From: How donors support civil society as government accountability advocates: a review of strategies and implications for transition of donor funding in global health

Esplen highlights DfID’s Creating Opportunities for Poor and Excluded People (COPE) program in Bangladesh as an example of supporting larger national organizations with closer connections to communities than donors can maintain. The program was implemented by the Manusher Jonno Foundation (MJF), a national NGO, to engage citizens in advocacy and help them exercise their rights. Recognizing MJF’s relationship with local organizations, DfID’s support enabled it to sub-grant to 117 CSOs that work with vulnerable communities ([38], p. 17). These sub-grantees included larger established organizations and smaller organizations that required more support. MJF also provided capacity building support to organizations that had failed to secure MJF’s funding because of insufficient capacity ([38], p. 18). Grantees reported improvements in their management and financial systems, and almost half of the smaller organizations had secured other funding.

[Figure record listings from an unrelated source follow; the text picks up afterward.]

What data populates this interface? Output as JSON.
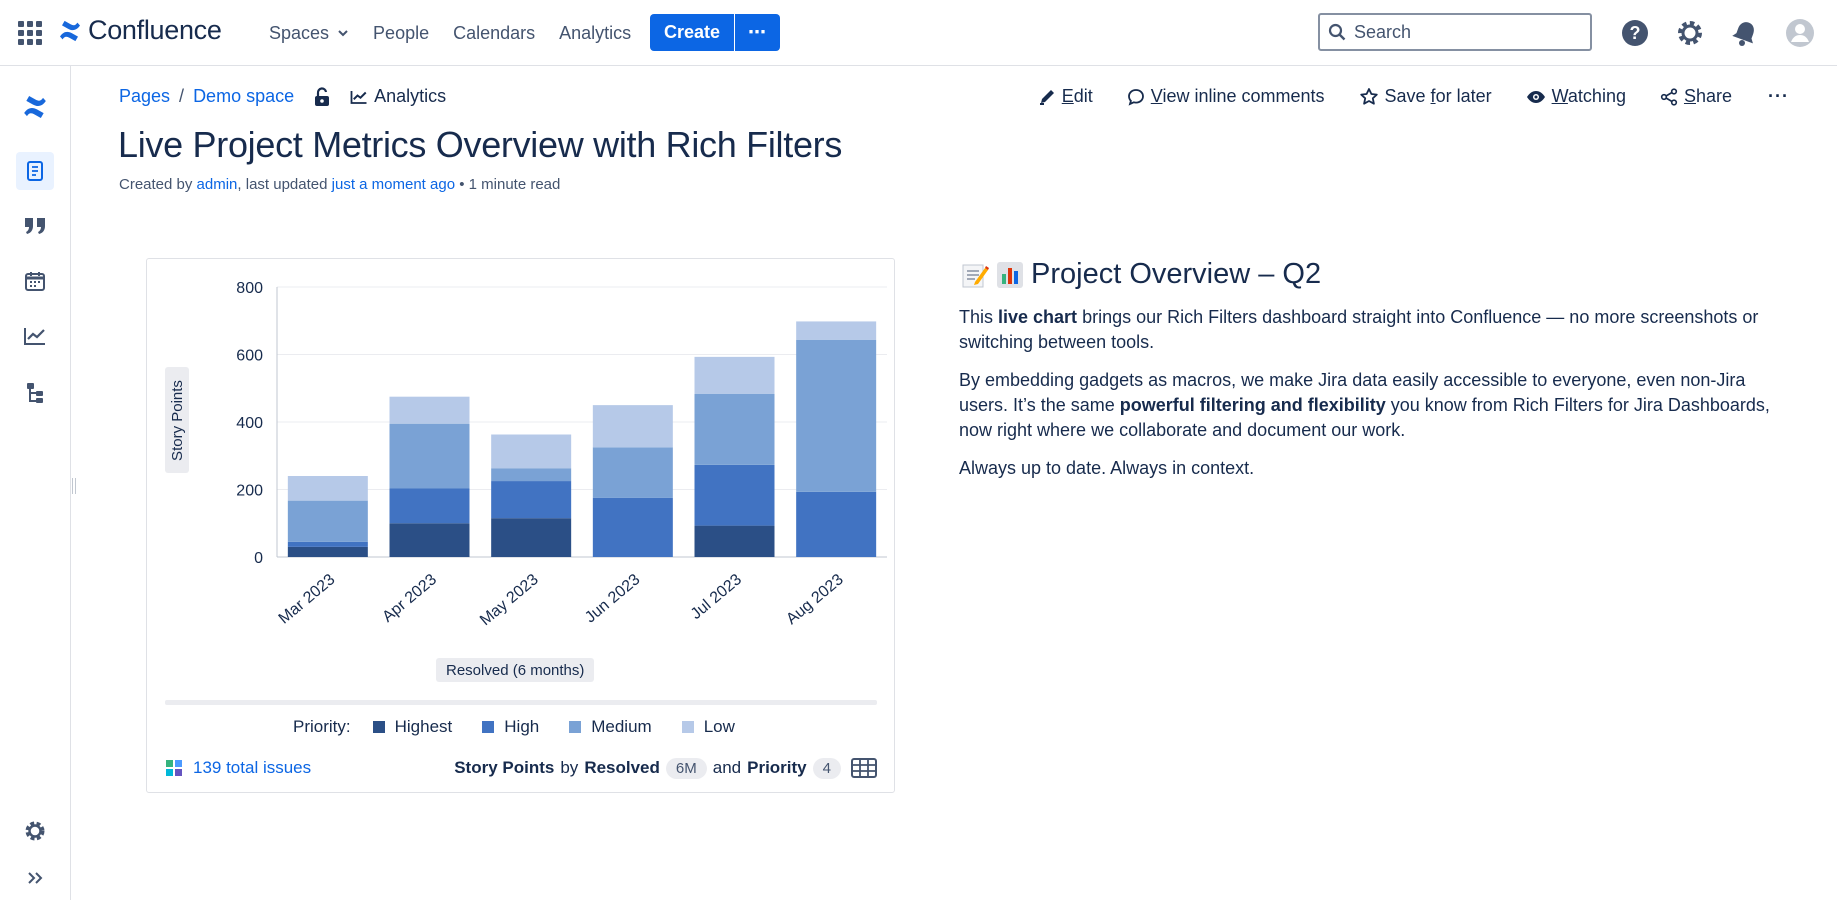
{
  "topnav": {
    "app_name": "Confluence",
    "items": [
      "Spaces",
      "People",
      "Calendars",
      "Analytics"
    ],
    "create_label": "Create",
    "create_more": "⋯",
    "search_placeholder": "Search"
  },
  "breadcrumb": {
    "pages": "Pages",
    "separator": "/",
    "space": "Demo space",
    "analytics": "Analytics"
  },
  "page_actions": {
    "edit_first": "E",
    "edit_rest": "dit",
    "comments_first": "V",
    "comments_rest": "iew inline comments",
    "save_a": "Save ",
    "save_b": "f",
    "save_c": "or later",
    "watching_first": "W",
    "watching_rest": "atching",
    "share_first": "S",
    "share_rest": "hare",
    "more": "···"
  },
  "page": {
    "title": "Live Project Metrics Overview with Rich Filters",
    "byline_created": "Created by ",
    "byline_author": "admin",
    "byline_updated": ", last updated ",
    "byline_time": "just a moment ago",
    "byline_read": " • 1 minute read"
  },
  "chart_data": {
    "type": "bar",
    "stacked": true,
    "categories": [
      "Mar 2023",
      "Apr 2023",
      "May 2023",
      "Jun 2023",
      "Jul 2023",
      "Aug 2023"
    ],
    "series": [
      {
        "name": "Highest",
        "color": "#2b4f86",
        "values": [
          30,
          100,
          115,
          0,
          93,
          0
        ]
      },
      {
        "name": "High",
        "color": "#4173c2",
        "values": [
          15,
          103,
          110,
          175,
          180,
          193
        ]
      },
      {
        "name": "Medium",
        "color": "#7aa2d5",
        "values": [
          122,
          192,
          38,
          150,
          210,
          450
        ]
      },
      {
        "name": "Low",
        "color": "#b6c9e8",
        "values": [
          73,
          80,
          100,
          125,
          110,
          55
        ]
      }
    ],
    "ylabel": "Story Points",
    "xlabel": "Resolved (6 months)",
    "ylim": [
      0,
      800
    ],
    "yticks": [
      0,
      200,
      400,
      600,
      800
    ],
    "grid": true,
    "legend_title": "Priority:",
    "legend_position": "bottom"
  },
  "card_footer": {
    "total_issues": "139 total issues",
    "metric": "Story Points",
    "by": "by",
    "dimension": "Resolved",
    "dimension_count": "6M",
    "and": "and",
    "group": "Priority",
    "group_count": "4"
  },
  "overview": {
    "heading": "Project Overview – Q2",
    "p1_a": "This ",
    "p1_b": "live chart",
    "p1_c": " brings our Rich Filters dashboard straight into Confluence — no more screenshots or switching between tools.",
    "p2_a": "By embedding gadgets as macros, we make Jira data easily accessible to everyone, even non-Jira users. It’s the same ",
    "p2_b": "powerful filtering and flexibility",
    "p2_c": " you know from Rich Filters for Jira Dashboards, now right where we collaborate and document our work.",
    "p3": "Always up to date. Always in context."
  },
  "icons": {
    "app_switcher": "grid-icon",
    "help": "help-icon",
    "settings": "gear-icon",
    "notifications": "bell-icon",
    "profile": "avatar-icon"
  },
  "colors": {
    "accent": "#0c66e4",
    "text": "#172b4d"
  }
}
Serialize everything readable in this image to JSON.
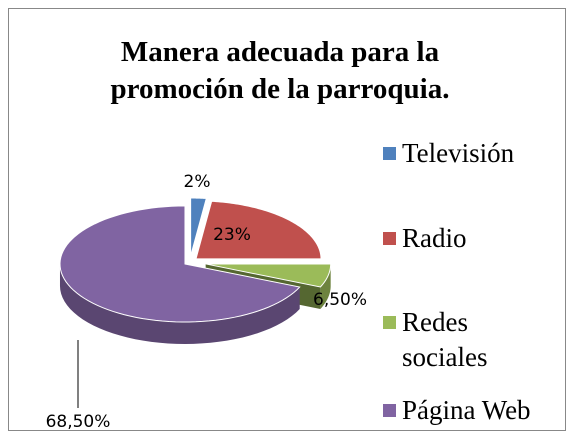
{
  "chart_data": {
    "type": "pie3d",
    "title": "Manera adecuada para la promoción de la parroquia.",
    "categories": [
      "Televisión",
      "Radio",
      "Redes sociales",
      "Página Web"
    ],
    "values": [
      2,
      23,
      6.5,
      68.5
    ],
    "value_labels": [
      "2%",
      "23%",
      "6,50%",
      "68,50%"
    ],
    "colors": [
      "#4f81bd",
      "#c0504d",
      "#9bbb59",
      "#8064a2"
    ],
    "legend": "right"
  }
}
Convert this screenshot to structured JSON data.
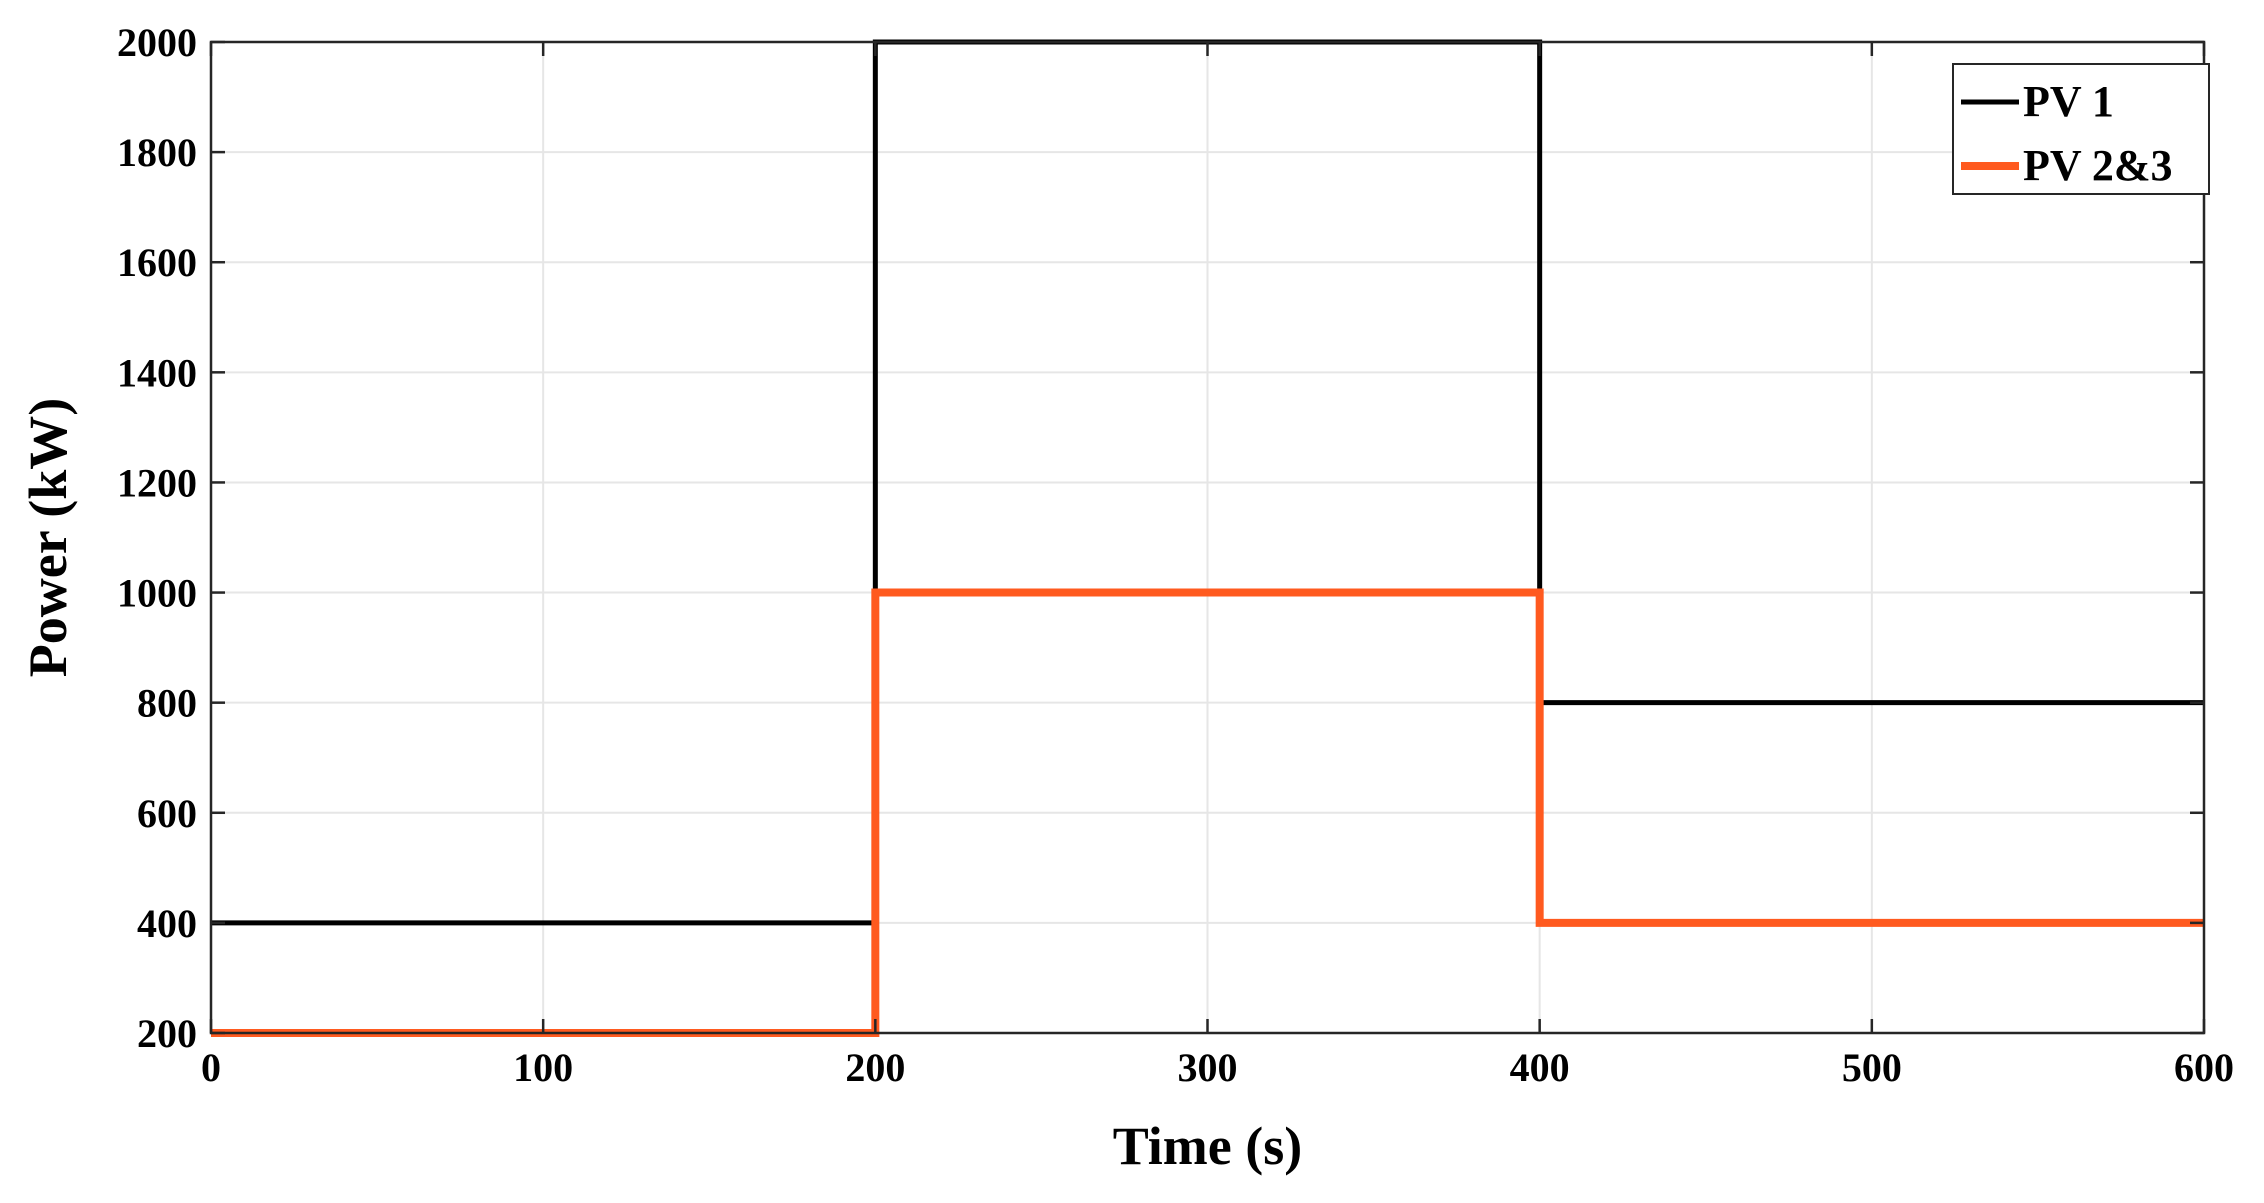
{
  "chart_data": {
    "type": "line",
    "xlabel": "Time (s)",
    "ylabel": "Power (kW)",
    "xlim": [
      0,
      600
    ],
    "ylim": [
      200,
      2000
    ],
    "xticks": [
      0,
      100,
      200,
      300,
      400,
      500,
      600
    ],
    "yticks": [
      200,
      400,
      600,
      800,
      1000,
      1200,
      1400,
      1600,
      1800,
      2000
    ],
    "grid": true,
    "step": true,
    "legend_position": "top-right",
    "series": [
      {
        "name": "PV 1",
        "color": "#000000",
        "x": [
          0,
          200,
          200,
          400,
          400,
          600
        ],
        "y": [
          400,
          400,
          2000,
          2000,
          800,
          800
        ]
      },
      {
        "name": "PV 2&3",
        "color": "#ff5a1f",
        "x": [
          0,
          200,
          200,
          400,
          400,
          600
        ],
        "y": [
          200,
          200,
          1000,
          1000,
          400,
          400
        ]
      }
    ]
  }
}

DfID’s early review of this program identified MJFs’ strengths as its “management capacity…[and] its ability to adapt programmes to local context, activate community support and establish effective links between grassroots work and national policy processes” ([38], p. 18).

Since these initial findings, MJF was found to have transitioned to funding fewer larger projects in light of high transaction costs during its early years and has been criticized for no longer filling the gap left by short donor-funded projects. It has also come to be viewed as a competitor to its grantees and seen as excluding those with fewer connections, while failing to attract significant further funding ([33], p. 89).